Carrying Coals to Newcastle … and Katowice

Posted on January 3, 2019 by Zach C. Miller

When Newcastle was the largest British exporter of coal, talk of “carrying coals to Newcastle” meant engaging in something senseless, superfluous, or foolish.  The Trump administration’s recent actions on coal use and climate change have taken the expression to new heights – or depths.

In June 2017, the Trump administration isolated the U.S. by making it the only country in the world to announce plans to withdraw from the 2015 Paris Agreement on climate change.  Last month the administration made things worse by its actions at the U.N. climate conference in Katowice, Poland – an historic, heavily polluted coal mining area.  Instead of joining the signatories to the Paris Agreement in negotiating the “rule book” for implementing that Agreement, the U.S. delegation presented a “side-event” (some say “side-show”) promoting the use of coal and fossil fuels.  Use of innovative, cleaner technologies to burn coal and fossil fuels would be laudable if combined with sound strategies to transition to cleaner, sustainable energy sources, but that was not the thrust of the side-show.  The coal “pep rally” in Katowice thus highlighted that the U.S., as represented by the current administration, is tone-deaf and no longer a leader in international climate discussions.  

The Trump administration staged a similar coal-booster event at the 2017 U.N. climate conference in Bonn, but with important differences.  In Bonn, U.S. representatives worked extensively with other countries on the Paris Agreement’s rule book, with an eye towards the U.S. possibly not withdrawing from the Agreement.  But most of the key Trump administration insiders who then favored staying in the Paris Agreement are now gone, including Secretary of State Rex Tillerson, national security advisor H.R. McMaster, energy adviser George Banks, and economic advisor Gary Cohn.  They’ve been replaced by Paris Agreement opponents:  Mike Pompeo, John Bolton, Wells Griffith, and Larry Kudlow.  As a result, the participation and influence of the U.S. in international climate discussions has become increasingly leaner, weaker and less relevant.

Meanwhile, at the G-20 Summit last month in Buenos Aires, countries led by France and China further isolated the U.S. when the Summit’s final communique stated that all 19 other countries “reaffirm that the Paris Agreement is irreversible and commit to its full implementation.”  The U.S. stuck out like a sore thumb by reiterating there its decision to be the sole nation to withdraw from the Paris Agreement, and instead touting “its strong commitment to economic growth and energy access . . . .”

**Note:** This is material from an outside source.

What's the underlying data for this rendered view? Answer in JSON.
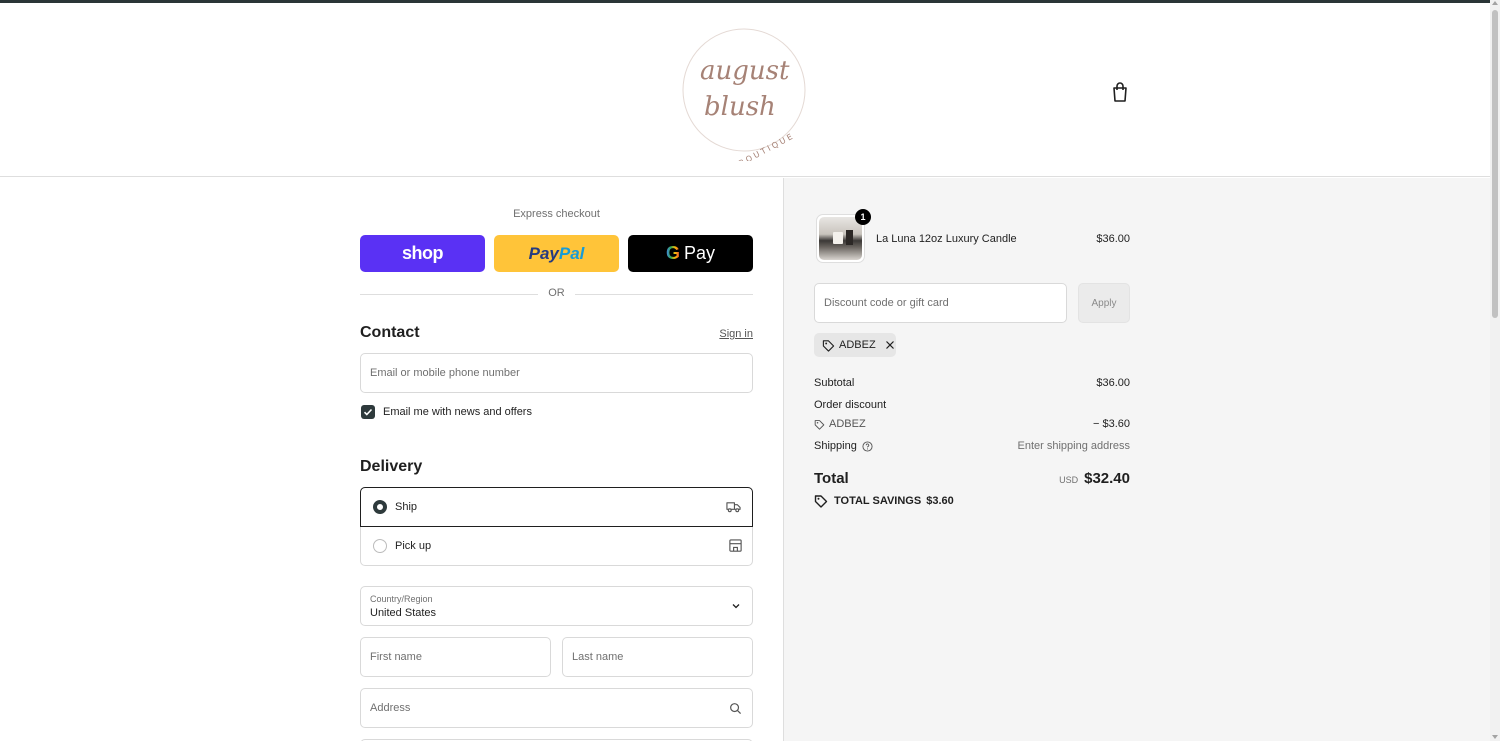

These U.S. actions come directly on the heels of three significant studies, two from the Trump administration itself, that directly refute the administration’s positions.  The October 2018 Report of the U.N. Intergovernmental Panel on Climate Change warned that the world’s use of coal for generating electricity will need to be reduced dramatically by mid-century – from 40% down to 1-7% – to prevent catastrophic droughts, fires, floods, and storms resulting from climate change.  Then the recent report of DOE’s Energy Information Administration concluded that regardless of the climate debate, over 500 plants and 75 gigawatts of coal-fired power have been or soon will be retired and U.S. coal use is expected to continue to decrease (44% less than 2007 use), due mainly to market forces such as cheaper natural gas and renewable energy.  Finally, the November 26, 2018 Fourth National Climate Assessment – issued by 13 federal agencies and the Trump administration’s own White House – unequivocally states that climate change is already occurring, is partly caused by human activity, and must be urgently addressed to prevent catastrophic impacts.  President Trump’s only response to that overwhelming evidence from his own office: “I don’t believe it.”  

Why does this matter?  Two reasons.  First, if climate change is the severe and urgent problem virtually all climate scientists (and the White House’s own report) conclude it is, the failure of the U.S. to respond to it is an enormous and possibly irreversible blunder.  Second, taking such a position has caused the U.S. to cede its leadership role in the international debate on climate change and the design of creative and appropriate responses to it.  Because others – including China and Russia – are stepping into the resulting void and steering the direction of future actions in this and related environmental and economic fields, the U.S. may never recover that leadership role.  

The Trump administration’s Katowice side-show and similar superfluous actions may pander to the administration’s base.  But these senseless acts are merely “carrying coals to Newcastle” and accomplish nothing, while our most critical environmental problem goes unaddressed by the federal government.